An approach, but not one I advocate, followed by many conservative Christians is to fully embrace the picture of the violent God, hence God’s wrath and holiness become central parts of their theology. Within this approach violence may have a divine sanction, especially towards the other. This was the way of thinking that was operative during the crusades or the colonization of the Americas where the options presented were convert or die. This is in my opinion a very dangerous ideology and ripe for abuse in many ways, where the other is de-humanized and can be eliminated as offensive to God. Within this theology the spokesman (and it typically is a man-although not always) gets to determine what is holy and what is profane and as a mouthpiece of their god. Much violence, abuse, and destruction has been sanctioned by advocates of this theology and while one can make a biblical justification for it-it goes completely against the vision of Christianity I practice.

Another approach which tries to engage the question faithfully, is represented by the Old Testament scholar Walter Brueggemann, who states God is in recovery from violence. Brueggemann attempts to take the Old Testament witness very seriously as a whole and is a phenomenal interpreter of texts and theologian, yet this is still not the approach I would advocate. You can see Brueggemann talk about this way of thinking here.

As a Lutheran pastor there are several pieces of my tradition that form my approach to this question:

  1. Ultimately as a Lutheran I am focused on God’s action of coming down in the life and ministry of Jesus of Nazareth, or Jesus the Christ, as the lens through which the rest of scripture is viewed. Jesus words and ministry interpret and critique the rest of scripture, and so it is here that I look to find what God is like.
  2. Lutheran interpretation of scripture has always advocated for ‘a cannon within the cannon’ which is a fancy way of saying not all scripture has equal weight or value. As I mentioned a couple times going through Esther, Martin Luther didn’t like Esther (or James or Revelation for that matter) because what was important was what reveals Christ.
  3. Finally from a Lutheran perspective God is ultimately a gracious God and so while I would not go the direction of Marcion and eliminate the Old Testament, rather I read the bible back and forth, and even in the times of darkness and violence to ask the question of ‘where is the God of love in the midst of this’ and there may be parts where we say ‘the God of love does not seem to be in this’ at least at this point as we read, but sometime later we may see something different.

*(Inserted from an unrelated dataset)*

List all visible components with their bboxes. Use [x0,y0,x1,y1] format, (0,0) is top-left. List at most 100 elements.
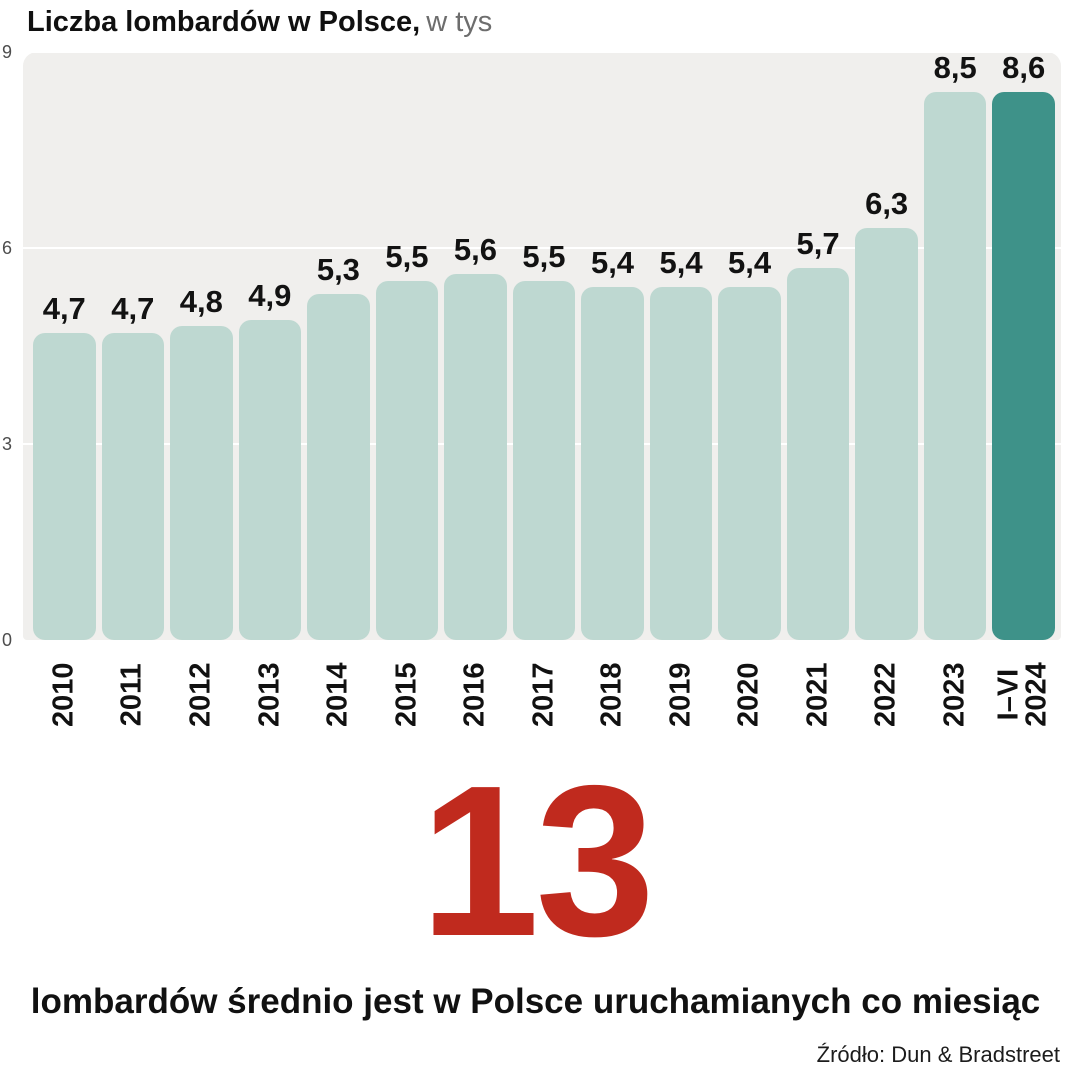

The scriptures are in dialogue with each other and are not one unified voice, but rather a chorus of different voice trying to point to God. I attempt to take scripture very seriously, but there will be times when I struggle against a certain piece (as I will with the ninth chapter of Esther) because it seems to go against the grain of the ultimate direction of where scripture is hearing, it may be out of tune with the rest of the chorus. Yet my own voice is just one voice within the larger chorus of voices trying to wrestle with the God scripture tries to point us to. The Old Testament in particular deals with the parts of life that we may not think God has much part of, yet it puts the place of God right in the middle of the messiness of life (violence, broken families, living in exile and many other situations). I think Ellen Davis does a very nice job talking about this here and I would like to think my way is similar to hers. Sometimes it means we will wrestle with scriptures and the pictures of God  it paints, but to me that is a part of our vocation as the people of God.

The perfectionist part of me struggles with putting out such a rough reflection, and I may come back and do some more work on this at another point, but I am also trying to put limits to how long I spend on any one project.